How much consumption of Caffeine is ok?

So, consuming two cups is fine and can even prove beneficial to you in staying awake and energized. More than 400ml is regarded too much whereas you should listen to your body tolerance and consume accordingly. How you react to caffeine may be determined in part by how much caffeine you’re used to drinking. People who don’t regularly drink caffeine tend to be more sensitive to its effects. You can avoid the bad effects by avoiding caffeine too close to the bedtime and early in the morning on empty stomach.

Caffeine narrows the blood vessels in your brain. Without it, your blood vessels widen. The resulting boost in blood flow could trigger a headache or result in other symptoms of withdrawal. Along with headaches,

Caffeine withdrawal symptoms includes:

• fatigue
• sleepiness
• low energy
• low mood
• trouble concentrating

Curbing your Caffeine Dependence

Regardless of whether it’s for one reason above or on the grounds that you need to manage you’re spending on espresso drinks, scaling back caffeine can be testing. A sudden reduction in caffeine might cause withdrawal side effects, for example, migraines, weakness, crabbiness and trouble zeroing in on errands. Luckily, these indications are typically gentle and improve following a couple of days.

Tips that will help you curb the urge of Caffeine and avoid Caffeine Headaches:

1. Keep tabs.

Begin focusing on how much caffeine you’re getting from food sources and refreshments, including caffeinated drinks. Peruse names cautiously. In any case, recollect that your gauge might be somewhat low since certain food varieties or beverages that contain caffeine don’t show it.

2. Scale back bit by bit.

For instance, drink one less jar of pop or drink a more modest mug of espresso every day. Or then again try not to drink energized refreshments late in the day. This will assist your body with becoming acclimated to the lower levels of caffeine and diminish potential withdrawal impacts.

3. Go decaf.

Going decaf, or switching to decaffeinated coffee or tea, can help avoid caffeine headaches because decaf contains significantly less caffeine than regular coffee or tea. Caffeine is a stimulant that can cause headaches, jitters, and increased heart rate in some people. By switching to decaf, you can reduce or eliminate these symptoms and potentially prevent caffeine headaches.

4. Abbreviate the blend time or go home grown.

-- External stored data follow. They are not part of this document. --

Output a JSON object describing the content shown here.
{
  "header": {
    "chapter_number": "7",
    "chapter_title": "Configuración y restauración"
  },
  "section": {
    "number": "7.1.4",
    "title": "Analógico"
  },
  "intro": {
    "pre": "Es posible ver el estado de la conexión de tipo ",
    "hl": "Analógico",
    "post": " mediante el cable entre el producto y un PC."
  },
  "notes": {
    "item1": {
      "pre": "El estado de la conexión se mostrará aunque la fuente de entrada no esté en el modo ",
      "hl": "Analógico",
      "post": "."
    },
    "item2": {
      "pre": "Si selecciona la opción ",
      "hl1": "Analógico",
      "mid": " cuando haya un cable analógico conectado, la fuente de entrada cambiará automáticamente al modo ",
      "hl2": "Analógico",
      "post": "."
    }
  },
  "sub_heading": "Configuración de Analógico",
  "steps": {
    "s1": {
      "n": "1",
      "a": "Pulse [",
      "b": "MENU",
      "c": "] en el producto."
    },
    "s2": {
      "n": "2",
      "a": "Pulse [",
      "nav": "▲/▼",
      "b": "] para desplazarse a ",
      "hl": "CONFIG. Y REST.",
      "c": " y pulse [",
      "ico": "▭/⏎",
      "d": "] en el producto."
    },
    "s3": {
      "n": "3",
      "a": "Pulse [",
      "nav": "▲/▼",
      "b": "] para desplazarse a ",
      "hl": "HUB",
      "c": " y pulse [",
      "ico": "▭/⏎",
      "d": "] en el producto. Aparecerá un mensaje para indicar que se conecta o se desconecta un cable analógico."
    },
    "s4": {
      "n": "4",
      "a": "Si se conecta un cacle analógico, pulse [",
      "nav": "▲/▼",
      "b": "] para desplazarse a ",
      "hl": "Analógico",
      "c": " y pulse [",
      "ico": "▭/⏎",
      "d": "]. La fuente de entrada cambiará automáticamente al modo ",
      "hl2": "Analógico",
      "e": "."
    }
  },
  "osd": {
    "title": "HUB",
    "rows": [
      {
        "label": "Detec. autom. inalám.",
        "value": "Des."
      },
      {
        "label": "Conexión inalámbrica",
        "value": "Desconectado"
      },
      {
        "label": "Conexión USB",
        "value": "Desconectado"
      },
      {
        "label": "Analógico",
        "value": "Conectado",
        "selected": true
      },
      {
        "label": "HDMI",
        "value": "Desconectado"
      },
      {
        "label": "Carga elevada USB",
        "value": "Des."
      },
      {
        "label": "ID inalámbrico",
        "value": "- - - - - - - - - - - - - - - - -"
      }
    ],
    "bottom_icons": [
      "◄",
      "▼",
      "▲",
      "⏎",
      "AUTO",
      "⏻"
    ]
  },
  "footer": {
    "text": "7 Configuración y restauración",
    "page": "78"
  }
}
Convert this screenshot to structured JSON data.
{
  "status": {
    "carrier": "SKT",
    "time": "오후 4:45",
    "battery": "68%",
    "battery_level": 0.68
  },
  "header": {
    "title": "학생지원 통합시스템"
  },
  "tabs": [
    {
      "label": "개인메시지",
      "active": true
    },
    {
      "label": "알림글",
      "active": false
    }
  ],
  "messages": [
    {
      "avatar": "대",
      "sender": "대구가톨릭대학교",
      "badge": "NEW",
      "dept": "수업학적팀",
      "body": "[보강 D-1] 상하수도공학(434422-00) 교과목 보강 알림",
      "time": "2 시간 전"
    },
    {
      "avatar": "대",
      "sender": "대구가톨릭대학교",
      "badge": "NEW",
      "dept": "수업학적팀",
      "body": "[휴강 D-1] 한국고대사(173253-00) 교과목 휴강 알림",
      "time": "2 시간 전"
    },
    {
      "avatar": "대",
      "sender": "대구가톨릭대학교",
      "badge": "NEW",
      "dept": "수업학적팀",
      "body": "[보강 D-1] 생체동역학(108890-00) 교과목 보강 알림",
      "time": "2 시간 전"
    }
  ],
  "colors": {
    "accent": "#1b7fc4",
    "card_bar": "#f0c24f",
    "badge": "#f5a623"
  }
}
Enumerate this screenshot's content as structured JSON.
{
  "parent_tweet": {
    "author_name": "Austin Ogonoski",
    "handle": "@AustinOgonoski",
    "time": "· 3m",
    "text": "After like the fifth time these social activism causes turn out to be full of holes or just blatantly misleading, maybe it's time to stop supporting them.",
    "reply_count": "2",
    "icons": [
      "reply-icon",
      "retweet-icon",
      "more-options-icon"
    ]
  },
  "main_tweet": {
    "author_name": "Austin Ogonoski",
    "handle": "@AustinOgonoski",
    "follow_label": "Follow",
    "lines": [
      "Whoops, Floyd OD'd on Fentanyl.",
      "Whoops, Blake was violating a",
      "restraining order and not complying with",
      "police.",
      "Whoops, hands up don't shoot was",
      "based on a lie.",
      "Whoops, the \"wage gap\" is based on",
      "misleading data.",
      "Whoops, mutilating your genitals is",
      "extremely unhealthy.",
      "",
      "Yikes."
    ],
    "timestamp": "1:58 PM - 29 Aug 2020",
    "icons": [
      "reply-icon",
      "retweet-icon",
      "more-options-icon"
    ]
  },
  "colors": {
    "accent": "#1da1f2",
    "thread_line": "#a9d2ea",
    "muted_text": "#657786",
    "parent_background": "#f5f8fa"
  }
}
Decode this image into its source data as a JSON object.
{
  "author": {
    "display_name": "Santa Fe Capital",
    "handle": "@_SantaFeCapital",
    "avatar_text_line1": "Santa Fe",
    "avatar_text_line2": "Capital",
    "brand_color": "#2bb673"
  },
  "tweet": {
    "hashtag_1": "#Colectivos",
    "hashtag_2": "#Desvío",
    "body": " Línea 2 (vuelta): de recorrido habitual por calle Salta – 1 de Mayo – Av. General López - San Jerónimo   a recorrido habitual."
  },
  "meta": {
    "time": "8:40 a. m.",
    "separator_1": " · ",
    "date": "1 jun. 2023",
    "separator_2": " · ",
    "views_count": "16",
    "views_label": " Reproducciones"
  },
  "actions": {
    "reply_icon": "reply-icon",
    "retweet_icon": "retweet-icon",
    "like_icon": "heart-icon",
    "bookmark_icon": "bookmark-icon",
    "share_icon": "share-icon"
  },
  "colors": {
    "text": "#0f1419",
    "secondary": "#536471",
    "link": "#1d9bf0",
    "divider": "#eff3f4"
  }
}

While making tea, blend it for less time. This eliminates its caffeine content. Or on the other hand pick natural teas that don’t have caffeine.

5. Really look at the jug.

Regarding pain killers and caffeine, some over-the-counter pain relievers contain caffeine as an ingredient. This is because caffeine can enhance the pain-relieving effects of certain pain medications. However, for individuals who are sensitive to caffeine or experience caffeine-related side effects like headaches, it may be helpful to look for pain relievers that do not contain caffeine. These are sometimes referred to as “caffeine-free” or “decaffeinated” pain relievers.


Assuming that you’re similar to most grown-ups, caffeine is a piece of your every day schedule. Most likely, it won’t represent a medical condition. But, be aware of caffeine’s conceivable secondary effects and be prepared to scale back if necessary.